More people may be diagnosed with familial hypercholesterolemia (FH) using criteria contained in a new scientific statement published by the American Heart Association. The expanded definition could also mean more patients will be eligible to receive expensive cholesterol-lowering drugs, including the new PCSK9 inhibitor drugs, (Repatha from Amgen and Praluent from Sanofi/Regeneron).
But the biggest impact might be to increase the market for two other extremely expensive drugs approved exclusively for use in the rare but often extremely serious condition of homozygous FH, Juxtapid (lomitapide, Aegerion) and Kynamro (mipomersen, Genzyme). For these drugs even a small increase in eligible patients could have an enormous impact, since the drugs have a sticker price between $150,000 and $250,000 a year (though the actual cost may often be lower).
Samuel Gidding (Thomas Jefferson University Hospital), the chairman of the committee that wrote the scientific statement, said that the committee did not intend to expand the clinical definitions of FH: “We wished to provide a “road map” among clinical criteria, genetic testing results, and the “hopefully” future ICD-10 codes to help providers. We also wanted to make a strong statement in favor of LDL-c level as a driver of treatment intensity as opposed to requiring genotypic proof of homozygosity.
But Marilyn Mann, a respected and highly knowledgeable FH patient advocate, is concerned about the new AHA statement. “The diagnostic criteria for heterozygous and homozygous FH proposed in the AHA scientific statement will increase the number of people diagnosed with FH, but I’m worried that a lot of those people won’t actually have FH. Could lead to some good, but also some not so good. They seem to have opted for high sensitivity but low specificity. You could have people with age-related and lifestyle-related LDL elevations get diagnosed with FH.”
The new criteria for heterozygous FH sets an LDL level of at least 190 mg/dL for adults who have a similarly affected first-degree relative, premature coronary artery disease, or a positive genetic test. According to Mann, 3% of the population has LDL levels over 190 mg/dL level, but, she points out, “less than 1% of the population has FH. You could have docs diagnosing people with HeFH or HoFH solely so that their insurance will cover a medication, such as PCSK9 inhibitors. That could be very confusing for patients.”
For homozygous FH the AHA statement establishes 400 mg/dL as the new lower level, but, observes Mann, “traditionally 500 mg has been the LDL level for a clinical diagnosis of HoFH. They are lowering it to 400 to capture people with 1 or 2 FH mutations who have levels in the 400s, so that those people can get lomitapide or mipomersen.”
James Stein (University of Wisconsin) agrees with Mann’s concerns:
“If you change the definition of the disease so the threshold for diagnosing it is lower, you increase the risks of (i) mislabeling people and (ii) creating more ‘diseased’ people. As important, you inevitably will pick up less sick people and therefore lower the risk of having the disease, especially when a disease is heterogeneous, like FH. Indeed, FH is so heterogenous in its phenotype, genotype, and penetrance, I’d argue we should get rid of the diagnosis altogether. Even the name is bad – ‘familial hypercholesterolemia’- it sounds like everyone with a family history of high cholesterol has it or is at risk for it, when it is a rather uncommon disorder. But more important, it is the phenotype, not the genotype that drives risk of FH, so the need for genetic testing (other than for genetic counseling) remains very unclear to me. I have been a lipid doc for nearly 20 years and never once said, about a high cholesterol patient, that “I really need to know the gene this patient has” in order to optimally treat him or her.”

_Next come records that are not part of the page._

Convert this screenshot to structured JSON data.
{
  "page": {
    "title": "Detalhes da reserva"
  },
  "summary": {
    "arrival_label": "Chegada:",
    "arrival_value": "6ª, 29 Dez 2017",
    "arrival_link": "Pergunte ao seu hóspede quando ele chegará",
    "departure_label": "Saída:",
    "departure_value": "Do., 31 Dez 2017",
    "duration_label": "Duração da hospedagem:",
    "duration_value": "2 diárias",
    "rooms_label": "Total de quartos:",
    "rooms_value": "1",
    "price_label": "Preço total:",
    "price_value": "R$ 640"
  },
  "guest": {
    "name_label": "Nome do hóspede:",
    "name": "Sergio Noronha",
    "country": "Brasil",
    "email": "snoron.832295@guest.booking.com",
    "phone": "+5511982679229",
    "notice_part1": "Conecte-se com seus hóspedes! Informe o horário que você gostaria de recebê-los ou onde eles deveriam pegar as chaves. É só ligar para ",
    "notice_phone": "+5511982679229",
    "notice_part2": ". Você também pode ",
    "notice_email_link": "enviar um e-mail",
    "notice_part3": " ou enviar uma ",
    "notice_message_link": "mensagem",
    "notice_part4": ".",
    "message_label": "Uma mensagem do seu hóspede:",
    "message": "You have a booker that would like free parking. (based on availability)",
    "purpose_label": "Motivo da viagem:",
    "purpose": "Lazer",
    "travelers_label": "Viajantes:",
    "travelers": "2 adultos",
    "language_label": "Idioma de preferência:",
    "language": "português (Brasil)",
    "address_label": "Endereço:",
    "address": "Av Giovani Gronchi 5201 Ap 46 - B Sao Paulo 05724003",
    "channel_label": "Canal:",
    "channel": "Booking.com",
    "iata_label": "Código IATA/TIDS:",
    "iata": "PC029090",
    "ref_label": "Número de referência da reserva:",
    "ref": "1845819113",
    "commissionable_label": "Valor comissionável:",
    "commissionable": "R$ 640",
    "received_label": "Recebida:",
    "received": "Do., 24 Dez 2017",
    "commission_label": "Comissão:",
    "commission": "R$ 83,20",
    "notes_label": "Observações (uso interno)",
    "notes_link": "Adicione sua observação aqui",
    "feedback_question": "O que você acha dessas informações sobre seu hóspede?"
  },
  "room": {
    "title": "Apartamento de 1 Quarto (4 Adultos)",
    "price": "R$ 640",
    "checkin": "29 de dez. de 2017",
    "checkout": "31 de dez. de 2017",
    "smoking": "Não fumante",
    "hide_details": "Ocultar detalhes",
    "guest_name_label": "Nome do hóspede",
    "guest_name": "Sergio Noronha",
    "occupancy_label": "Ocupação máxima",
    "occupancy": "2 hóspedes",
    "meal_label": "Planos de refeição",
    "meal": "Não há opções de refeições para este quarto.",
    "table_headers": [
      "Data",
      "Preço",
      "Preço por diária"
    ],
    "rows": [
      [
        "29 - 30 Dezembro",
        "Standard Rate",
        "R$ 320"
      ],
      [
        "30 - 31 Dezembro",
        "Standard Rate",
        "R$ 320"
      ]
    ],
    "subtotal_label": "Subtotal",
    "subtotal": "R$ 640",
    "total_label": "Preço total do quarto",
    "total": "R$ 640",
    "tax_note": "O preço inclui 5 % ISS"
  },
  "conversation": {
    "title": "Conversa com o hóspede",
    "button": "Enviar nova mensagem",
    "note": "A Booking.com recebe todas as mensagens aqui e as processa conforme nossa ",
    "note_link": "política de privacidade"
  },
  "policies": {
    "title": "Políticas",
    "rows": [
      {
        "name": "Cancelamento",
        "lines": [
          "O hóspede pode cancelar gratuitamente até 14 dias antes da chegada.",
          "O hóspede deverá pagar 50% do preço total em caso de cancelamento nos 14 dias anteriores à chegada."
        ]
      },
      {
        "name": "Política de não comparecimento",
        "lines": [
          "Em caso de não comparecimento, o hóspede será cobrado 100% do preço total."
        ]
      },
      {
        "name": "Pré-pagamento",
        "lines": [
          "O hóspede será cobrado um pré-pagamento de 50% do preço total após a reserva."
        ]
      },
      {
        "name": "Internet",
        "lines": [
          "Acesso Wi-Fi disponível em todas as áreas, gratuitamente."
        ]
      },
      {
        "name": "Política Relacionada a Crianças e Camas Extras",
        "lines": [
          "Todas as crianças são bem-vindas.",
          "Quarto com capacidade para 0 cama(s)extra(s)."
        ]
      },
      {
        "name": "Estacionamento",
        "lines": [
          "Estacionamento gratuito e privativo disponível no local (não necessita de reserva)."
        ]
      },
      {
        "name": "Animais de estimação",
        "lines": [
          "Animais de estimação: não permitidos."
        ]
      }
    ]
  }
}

Many people who are prescribed statin “pills” won’t take them for a number of reasons.
All the treatments mentioned above, except one, are injectable.
Seems unlikely patients will give themselves or their children regular injections if they didn’t think they really needed it.
Please make sure we don’t lose the FH patients’ perspective of needing numerous treatment options, by trying to create a debate over economics.
Really: “and never one said ‘I really need to know the genes I have’ ”
Is it not beneficial to gene test heterozygot FH patients to clarify their type and nr of mutations? the ones with Pcsk9 mutations get pcsk9 inhibitors and the “others” can be further assessed if statins are the first line of treatment?
Exactly how is it beneficial to know this? What would anyone do differently based on this knowledge?
Hi Larry, so you say there is no evidence that patients with a PCSK9 mutation would benefit more if PCSK9 inhibitors are prescribed or added than FH patients with other mutations? I was lead by intuition that you uncover a defect and then you “repair” it but I might be completely off.